In January 2008, I had been invited to the University of Hamburg to speak on the management of intersex conditions as I saw the current situation. While there, I was unexpectedly given an award by the German Intersex Society (Intersexuelle Menschen e.V.). As part of the award presentation, the group specifically complimented me for disputing the renaming of intersex with the acronym DSD with its meaning of Disorders of Sex Development. This intersex support group praised first encouraging the use of VSD for Variations of Sex Development (Tamar-Mattis & Diamond, 2007) and then DSD with the meaning of Differences of Sex Development (Diamond & Beh, 2008). The latter two acronyms removed the stigma accompanying the use of the word Disorder as part of an identifying characteristic while the latter transformation of DSD maintained the original convenience of the DSD abbreviation.

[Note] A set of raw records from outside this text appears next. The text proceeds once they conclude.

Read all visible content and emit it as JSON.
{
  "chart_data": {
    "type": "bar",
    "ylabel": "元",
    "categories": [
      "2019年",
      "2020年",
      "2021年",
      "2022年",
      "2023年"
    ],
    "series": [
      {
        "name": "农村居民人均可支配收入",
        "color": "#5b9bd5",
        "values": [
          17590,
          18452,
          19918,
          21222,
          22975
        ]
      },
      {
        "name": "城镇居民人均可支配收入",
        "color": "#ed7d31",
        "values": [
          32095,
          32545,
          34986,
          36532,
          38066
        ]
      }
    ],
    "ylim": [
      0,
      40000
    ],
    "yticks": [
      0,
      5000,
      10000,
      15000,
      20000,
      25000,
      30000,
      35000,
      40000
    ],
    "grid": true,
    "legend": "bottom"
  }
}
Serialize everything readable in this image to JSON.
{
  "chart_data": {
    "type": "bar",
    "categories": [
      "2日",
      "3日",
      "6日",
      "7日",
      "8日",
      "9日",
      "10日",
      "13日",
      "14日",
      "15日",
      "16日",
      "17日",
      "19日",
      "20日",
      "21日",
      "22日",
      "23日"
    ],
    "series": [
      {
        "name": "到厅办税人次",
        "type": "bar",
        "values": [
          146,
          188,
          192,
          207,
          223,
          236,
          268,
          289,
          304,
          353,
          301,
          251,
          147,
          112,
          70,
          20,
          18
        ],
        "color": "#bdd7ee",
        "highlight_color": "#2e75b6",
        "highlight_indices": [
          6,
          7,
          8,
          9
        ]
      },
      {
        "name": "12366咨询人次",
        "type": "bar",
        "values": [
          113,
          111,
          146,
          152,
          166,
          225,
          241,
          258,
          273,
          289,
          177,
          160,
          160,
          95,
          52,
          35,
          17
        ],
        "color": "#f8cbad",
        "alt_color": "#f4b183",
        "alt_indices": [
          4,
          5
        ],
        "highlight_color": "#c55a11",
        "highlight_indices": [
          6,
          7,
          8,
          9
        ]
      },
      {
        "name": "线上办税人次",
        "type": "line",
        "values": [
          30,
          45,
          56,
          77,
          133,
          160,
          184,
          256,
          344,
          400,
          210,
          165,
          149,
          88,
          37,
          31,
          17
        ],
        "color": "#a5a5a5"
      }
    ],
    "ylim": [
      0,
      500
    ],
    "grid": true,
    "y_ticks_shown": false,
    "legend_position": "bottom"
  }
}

DSD meaning Disorder, while developed by a consortium of clinicians and others (Hughes, Houk, Ahmed, Lee, & LWPES/ESPE Consensus Group, 2006), was not derived at by any official organization but by a self-selected group. The terminology and meaning given to DSD has been strongly spoken against by the largest international organization of intersexed persons as being demeaning and insulting (

For those that argue that the use of Disorder as a description of the conditions referred to is a benefit to those that can gain from having a ‘‘medical condition’’ covered by insurance there are other instances where conditions exist that do not have to be labeled as a disorder to benefit from insurance coverage and they occur without being stigmatic and demeaning. The prime example is pregnancy. Personally, I have not encountered any parent or adult that was pleased with being informed they or their child had a disorder. I have met many that accept that there are differences.

The designation DSD can certainly be maintained but with the meaning of Differences of Sex Development. Doing so would not be a loss to the original intent of removing previous stigmas using terms such as hermaphrodite or pseudohermaphrodite but would be an enhancement and improvement to the original intent. It would be an improvement in the treatment of those with intersex conditions.


Diamond, M., & Beh, H. G. (2008). Changes in management of children with differences of sex development. Nature Clinical Practice Endocrinology & Metabolism, 4, 4–5.

Hughes, I. A., Houk, C., Ahmed, S. F., Lee, P. A., & LWPES/ESPE Consensus Group. (2006). Consensus statement on management of intersex disorders. Archives of Disease in Childhood, 91, 554–563.

Tamar-Mattis, A., & Diamond, M. (2007). Managing variations in sex development. Journal of Pediatric Endocrinology and Metabolism, 20, 552–553.